I'm having an issue with text clarity for a client after converting a pdf to tif. All text in the document is good except for text that is a part of a graph or a medical image. Thanks, Robin Capone
Please attach your PDF and TIFF files. You can mark the files private to restrict the access to a small group of Artifex employees and contractors.
Also, please specify the command line you are using for Ghostscript so we don't have to guess what resolution (-r___) and type of TIFF (-sDEVICE=___) and whether or not you are using -dGraphicsAlphaBits=___ and/or -dTextAlphaBits=___ and/or -dDOINTERPOLATE (all of which affect the output appearance). I suspect that the text that doesn't look 'clear' is in the original PDF as an image.

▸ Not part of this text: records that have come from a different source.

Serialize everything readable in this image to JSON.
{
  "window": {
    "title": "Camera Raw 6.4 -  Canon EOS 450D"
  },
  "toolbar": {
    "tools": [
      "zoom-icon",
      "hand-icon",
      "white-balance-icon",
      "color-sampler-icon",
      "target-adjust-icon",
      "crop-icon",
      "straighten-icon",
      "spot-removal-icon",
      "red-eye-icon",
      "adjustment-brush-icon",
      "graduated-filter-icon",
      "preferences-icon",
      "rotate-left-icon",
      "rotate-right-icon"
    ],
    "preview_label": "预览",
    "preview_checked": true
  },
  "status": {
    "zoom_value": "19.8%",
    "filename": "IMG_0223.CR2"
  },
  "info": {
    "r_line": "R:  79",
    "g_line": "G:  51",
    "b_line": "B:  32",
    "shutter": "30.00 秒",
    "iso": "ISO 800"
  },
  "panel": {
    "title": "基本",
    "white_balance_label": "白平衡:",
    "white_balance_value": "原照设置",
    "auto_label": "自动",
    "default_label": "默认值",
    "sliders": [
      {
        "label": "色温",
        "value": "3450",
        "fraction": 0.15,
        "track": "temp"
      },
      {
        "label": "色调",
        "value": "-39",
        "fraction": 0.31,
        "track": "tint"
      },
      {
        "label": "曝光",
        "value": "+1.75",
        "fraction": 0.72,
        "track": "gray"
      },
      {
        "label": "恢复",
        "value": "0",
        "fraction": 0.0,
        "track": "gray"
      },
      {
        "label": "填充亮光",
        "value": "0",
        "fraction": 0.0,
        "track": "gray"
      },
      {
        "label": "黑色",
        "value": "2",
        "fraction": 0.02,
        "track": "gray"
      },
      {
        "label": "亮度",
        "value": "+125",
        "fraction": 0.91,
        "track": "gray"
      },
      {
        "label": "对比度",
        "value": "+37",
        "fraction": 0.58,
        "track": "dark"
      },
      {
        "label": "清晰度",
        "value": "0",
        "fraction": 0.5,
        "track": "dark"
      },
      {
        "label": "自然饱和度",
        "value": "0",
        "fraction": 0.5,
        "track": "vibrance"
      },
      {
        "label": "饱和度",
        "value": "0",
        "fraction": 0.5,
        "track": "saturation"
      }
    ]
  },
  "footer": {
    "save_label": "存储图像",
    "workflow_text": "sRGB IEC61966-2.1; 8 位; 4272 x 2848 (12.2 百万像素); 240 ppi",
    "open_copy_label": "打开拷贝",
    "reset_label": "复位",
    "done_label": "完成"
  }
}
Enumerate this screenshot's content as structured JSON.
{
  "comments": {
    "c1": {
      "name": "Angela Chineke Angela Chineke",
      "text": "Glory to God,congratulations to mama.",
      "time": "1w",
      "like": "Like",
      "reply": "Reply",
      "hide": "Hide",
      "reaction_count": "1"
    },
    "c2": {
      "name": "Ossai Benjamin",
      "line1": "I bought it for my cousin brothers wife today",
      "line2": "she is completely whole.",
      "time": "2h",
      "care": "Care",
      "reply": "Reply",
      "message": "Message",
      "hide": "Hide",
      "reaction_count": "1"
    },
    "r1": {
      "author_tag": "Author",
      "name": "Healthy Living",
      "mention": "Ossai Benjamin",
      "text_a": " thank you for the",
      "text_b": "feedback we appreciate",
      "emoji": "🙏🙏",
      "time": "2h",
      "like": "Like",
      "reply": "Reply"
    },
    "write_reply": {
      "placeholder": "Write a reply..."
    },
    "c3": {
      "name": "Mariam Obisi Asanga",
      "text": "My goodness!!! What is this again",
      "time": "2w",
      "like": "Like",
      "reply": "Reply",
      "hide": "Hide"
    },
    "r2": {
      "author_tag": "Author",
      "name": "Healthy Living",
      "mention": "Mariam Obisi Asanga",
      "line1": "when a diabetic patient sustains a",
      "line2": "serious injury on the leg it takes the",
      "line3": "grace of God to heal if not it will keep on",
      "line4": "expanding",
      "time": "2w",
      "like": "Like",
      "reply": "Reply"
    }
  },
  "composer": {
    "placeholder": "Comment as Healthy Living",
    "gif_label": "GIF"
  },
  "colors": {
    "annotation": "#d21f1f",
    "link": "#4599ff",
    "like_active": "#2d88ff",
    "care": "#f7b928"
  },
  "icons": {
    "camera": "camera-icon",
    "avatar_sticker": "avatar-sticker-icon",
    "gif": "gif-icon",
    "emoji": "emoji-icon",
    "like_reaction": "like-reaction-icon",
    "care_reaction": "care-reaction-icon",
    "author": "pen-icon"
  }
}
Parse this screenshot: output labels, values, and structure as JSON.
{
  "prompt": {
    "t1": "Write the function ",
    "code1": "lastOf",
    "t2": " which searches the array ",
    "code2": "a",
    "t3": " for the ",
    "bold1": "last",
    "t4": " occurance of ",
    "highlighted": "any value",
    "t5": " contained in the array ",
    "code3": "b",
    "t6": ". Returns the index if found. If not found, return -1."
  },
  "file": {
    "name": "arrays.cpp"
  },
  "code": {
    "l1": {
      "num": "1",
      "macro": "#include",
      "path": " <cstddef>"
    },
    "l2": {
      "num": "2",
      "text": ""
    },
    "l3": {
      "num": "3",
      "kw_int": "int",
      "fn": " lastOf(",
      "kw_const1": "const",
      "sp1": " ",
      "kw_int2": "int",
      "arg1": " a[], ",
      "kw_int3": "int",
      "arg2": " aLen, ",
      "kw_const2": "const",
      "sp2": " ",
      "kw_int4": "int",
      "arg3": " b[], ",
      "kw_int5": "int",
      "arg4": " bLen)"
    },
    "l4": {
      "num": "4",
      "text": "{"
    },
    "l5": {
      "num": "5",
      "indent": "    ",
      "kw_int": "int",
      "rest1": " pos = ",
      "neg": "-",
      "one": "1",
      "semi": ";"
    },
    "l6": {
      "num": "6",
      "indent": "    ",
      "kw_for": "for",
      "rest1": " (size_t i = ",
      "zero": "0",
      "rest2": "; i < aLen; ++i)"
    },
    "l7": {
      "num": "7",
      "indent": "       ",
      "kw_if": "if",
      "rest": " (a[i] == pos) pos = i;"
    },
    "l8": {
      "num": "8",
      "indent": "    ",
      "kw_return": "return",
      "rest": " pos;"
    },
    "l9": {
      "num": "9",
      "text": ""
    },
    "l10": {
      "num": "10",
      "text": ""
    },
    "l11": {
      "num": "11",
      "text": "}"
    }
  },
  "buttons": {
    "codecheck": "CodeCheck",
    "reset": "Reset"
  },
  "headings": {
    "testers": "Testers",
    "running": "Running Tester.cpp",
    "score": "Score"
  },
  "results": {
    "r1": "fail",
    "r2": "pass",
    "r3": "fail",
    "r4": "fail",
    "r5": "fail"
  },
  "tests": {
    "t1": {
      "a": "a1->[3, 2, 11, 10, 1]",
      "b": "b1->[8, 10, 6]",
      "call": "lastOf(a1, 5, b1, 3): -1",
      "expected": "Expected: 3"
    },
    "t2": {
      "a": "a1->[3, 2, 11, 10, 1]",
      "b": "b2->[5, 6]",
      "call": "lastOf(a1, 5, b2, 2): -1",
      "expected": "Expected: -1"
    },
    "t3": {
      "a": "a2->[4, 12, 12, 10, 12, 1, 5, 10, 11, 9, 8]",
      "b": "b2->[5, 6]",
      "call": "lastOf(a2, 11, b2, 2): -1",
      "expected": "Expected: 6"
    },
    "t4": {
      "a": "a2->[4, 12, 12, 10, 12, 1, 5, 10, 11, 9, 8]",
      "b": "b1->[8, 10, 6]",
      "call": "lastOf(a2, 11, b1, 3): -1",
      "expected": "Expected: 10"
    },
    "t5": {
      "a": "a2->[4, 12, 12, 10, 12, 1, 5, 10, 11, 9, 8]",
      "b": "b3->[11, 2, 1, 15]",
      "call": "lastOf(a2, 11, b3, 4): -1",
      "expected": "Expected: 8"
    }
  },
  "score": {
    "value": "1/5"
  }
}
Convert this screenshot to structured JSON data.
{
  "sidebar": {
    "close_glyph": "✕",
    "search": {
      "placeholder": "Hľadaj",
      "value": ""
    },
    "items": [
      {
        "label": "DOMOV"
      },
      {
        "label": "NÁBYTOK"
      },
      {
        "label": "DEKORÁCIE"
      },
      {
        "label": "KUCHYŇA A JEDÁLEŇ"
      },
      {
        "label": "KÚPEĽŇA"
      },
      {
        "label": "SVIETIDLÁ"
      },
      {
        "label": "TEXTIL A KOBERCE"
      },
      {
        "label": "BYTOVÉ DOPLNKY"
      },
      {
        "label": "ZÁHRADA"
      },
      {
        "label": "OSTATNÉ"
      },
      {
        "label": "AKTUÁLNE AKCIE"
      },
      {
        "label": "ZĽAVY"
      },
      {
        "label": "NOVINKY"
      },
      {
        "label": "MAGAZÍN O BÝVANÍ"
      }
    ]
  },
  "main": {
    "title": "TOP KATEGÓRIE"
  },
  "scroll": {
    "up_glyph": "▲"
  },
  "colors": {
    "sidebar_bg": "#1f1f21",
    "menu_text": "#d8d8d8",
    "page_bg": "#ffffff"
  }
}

Created attachment 5078 [details] test.pdf
Created attachment 5079 [details] test.tif In the 1st image, refer to the words Lymphocytes and Monocytes. In the 3rd image, refer to the numbers on the graph.
Here is the command used to convert the file: gs -r200 -sDEVICE=tiffg4 -o text.tif -Ilib stocht.ps -c "{2.8 exp } settransfer << /HalftoneMode 1 >> setuserparams " -sPAPERSIZE=letter -dQUIET -dNOPAUSE -f text.pdf -c quit] I am not aware of using dGraphicsAlphaBits=___ and/or -dTextAlphaBits=___ and/or -dDOINTERPOLATE
The areas in question are indeed images, there is no 'text' in these, there is an arrangement of pixels which reproduces letters. In addition the original images appear to be JPEG compressed, which leads to the usual JPEG artefacts. You can see this in the original PDF if viewed at high resolution in Acrobat. When rendered at low resolution, and 200 dpi is quite low, the image has to be 'scaled down', this means losing some pixels. Also the page has been converted from colour to monochrome, so the images are converted from (probably) RGB to grey scale, and then converted to monochrome by dithering (using a stochastic method as specified in the command line). The result of all of this is that some of the almost invisible artefacts from the JPEG are rendered as black pixels and some of the pixels making up the letters of the text are lost. For me adding -DDOINTERPOLATE actually makes the problem worse, and -dGraphicsAlphaBits=4 makes a very slight improvement. Ray or Alex may have other suggestions but it looks to me like the problem is simply conversion of a colour image to a black and white image at a substantially lower resolution.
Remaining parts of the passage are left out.